"So soon?" questioned Flane blankly, looking at the sun.

"You fought for hours there," Aevlyn smiled, kneeling to ease a dying man's pains. "Some grumbled that you sought all the glory for yourself."

Flane chuckled, looking out at the tribes that hemmed them in, building camps and fires, and erecting kaatra-hide tents. He whispered savagely, "Glory enough for all at this fight." He shook his head, and his green eyes narrowed. "There are many of them," he said slowly. "Too many."
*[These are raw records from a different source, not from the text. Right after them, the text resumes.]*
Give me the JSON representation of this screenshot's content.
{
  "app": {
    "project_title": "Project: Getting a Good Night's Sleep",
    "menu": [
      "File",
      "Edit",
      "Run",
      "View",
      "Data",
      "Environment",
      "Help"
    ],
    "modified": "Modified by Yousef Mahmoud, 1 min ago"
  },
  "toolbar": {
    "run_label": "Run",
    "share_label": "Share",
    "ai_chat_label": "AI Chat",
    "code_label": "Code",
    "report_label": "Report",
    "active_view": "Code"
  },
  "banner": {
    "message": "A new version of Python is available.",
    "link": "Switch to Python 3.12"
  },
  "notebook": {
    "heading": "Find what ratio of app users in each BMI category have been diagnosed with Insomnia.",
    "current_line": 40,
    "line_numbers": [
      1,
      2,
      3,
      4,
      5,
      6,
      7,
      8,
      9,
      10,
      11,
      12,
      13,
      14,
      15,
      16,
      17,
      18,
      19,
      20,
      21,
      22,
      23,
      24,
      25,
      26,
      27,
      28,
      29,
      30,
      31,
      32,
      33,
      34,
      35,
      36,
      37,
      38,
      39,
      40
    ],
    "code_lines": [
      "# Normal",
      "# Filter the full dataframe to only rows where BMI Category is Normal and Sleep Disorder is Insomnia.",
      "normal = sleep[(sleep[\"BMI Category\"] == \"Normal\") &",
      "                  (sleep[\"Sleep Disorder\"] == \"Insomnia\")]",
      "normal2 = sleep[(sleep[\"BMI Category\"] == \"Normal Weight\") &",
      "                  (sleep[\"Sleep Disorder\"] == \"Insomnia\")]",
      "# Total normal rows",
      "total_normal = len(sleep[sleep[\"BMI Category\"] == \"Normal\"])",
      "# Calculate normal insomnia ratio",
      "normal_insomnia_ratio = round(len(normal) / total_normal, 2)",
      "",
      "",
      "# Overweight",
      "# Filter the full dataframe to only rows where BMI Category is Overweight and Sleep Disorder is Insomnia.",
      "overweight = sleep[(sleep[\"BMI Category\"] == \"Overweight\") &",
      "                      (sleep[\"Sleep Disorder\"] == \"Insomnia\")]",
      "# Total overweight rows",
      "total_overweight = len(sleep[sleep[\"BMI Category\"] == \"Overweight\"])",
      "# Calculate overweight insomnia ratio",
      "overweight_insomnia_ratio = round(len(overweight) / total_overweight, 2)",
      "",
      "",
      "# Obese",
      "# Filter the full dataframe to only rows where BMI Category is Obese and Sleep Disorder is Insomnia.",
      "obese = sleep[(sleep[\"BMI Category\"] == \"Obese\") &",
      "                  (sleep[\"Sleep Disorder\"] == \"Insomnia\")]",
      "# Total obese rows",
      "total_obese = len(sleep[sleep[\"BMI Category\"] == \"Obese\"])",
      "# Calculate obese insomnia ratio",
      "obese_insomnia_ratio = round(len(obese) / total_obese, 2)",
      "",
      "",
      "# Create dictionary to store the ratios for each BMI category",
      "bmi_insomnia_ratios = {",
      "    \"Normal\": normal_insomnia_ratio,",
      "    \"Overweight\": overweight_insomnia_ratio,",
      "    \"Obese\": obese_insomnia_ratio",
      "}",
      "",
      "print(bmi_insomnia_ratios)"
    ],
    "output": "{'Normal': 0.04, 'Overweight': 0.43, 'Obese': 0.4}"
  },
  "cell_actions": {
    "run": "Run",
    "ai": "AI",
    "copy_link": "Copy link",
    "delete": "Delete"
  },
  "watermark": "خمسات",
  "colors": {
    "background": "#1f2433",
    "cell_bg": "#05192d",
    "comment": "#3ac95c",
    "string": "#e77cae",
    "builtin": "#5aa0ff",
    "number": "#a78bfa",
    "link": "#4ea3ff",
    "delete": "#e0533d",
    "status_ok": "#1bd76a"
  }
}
He lifted the violet-gun and carried it to a jagged edge of rock; rested it in a crotch of stone, leaning cheek against the wooden stock. He smiled mirthlessly to himself, thinking: I will reduce some of that number, now. His finger pressed the button of the gun and a lavender flame swept from the muzzle toward the assembled horde. Bolt after bolt he fired, carefully, until the ullulating wail of the stricken Darksiders reverberated from the cliffs.
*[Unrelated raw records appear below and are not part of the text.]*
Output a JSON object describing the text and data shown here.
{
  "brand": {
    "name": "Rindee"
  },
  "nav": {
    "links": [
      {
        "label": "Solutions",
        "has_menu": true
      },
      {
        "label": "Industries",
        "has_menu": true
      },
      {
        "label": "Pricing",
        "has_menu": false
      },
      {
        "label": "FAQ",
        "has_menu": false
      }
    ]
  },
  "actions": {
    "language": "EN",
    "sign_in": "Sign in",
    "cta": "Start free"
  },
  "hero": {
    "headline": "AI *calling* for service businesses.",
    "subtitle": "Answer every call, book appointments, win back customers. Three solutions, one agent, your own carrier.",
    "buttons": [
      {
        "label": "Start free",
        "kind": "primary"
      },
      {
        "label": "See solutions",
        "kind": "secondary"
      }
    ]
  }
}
The violet-gun clicked and made odd sounds.


Flane stared at it, wondering. The thought that it might need fuel to work never occurred to him. He looked on the gun as supernatural, and anything as mundane as ammunition for it was as foreign to his mind as the stars.

There might be one more blast left, he reasoned, and gave it to Aevlyn.

It was dark now, and the three moons of Klarn swam slowly into the sky. Red fires dotted the stone plateau before the mesa, where Darksiders squatted or sat, eating. On the mesa, men hastily bolted food and ran back to the entrance, drying their weapons. There was no concerted night attack; there was worse, for soon the arrows began to arch among them. Biting into leg and arm and chest, at random, the steel-tipped shafts scattered the men, which sword and axe could not do. Soon they were all huddled behind the uplifting rocks at the mesa-edge, where the shafts could not follow.

A surprise attack caught a faceful of defending blades, and broke away, as a wave from the seawall.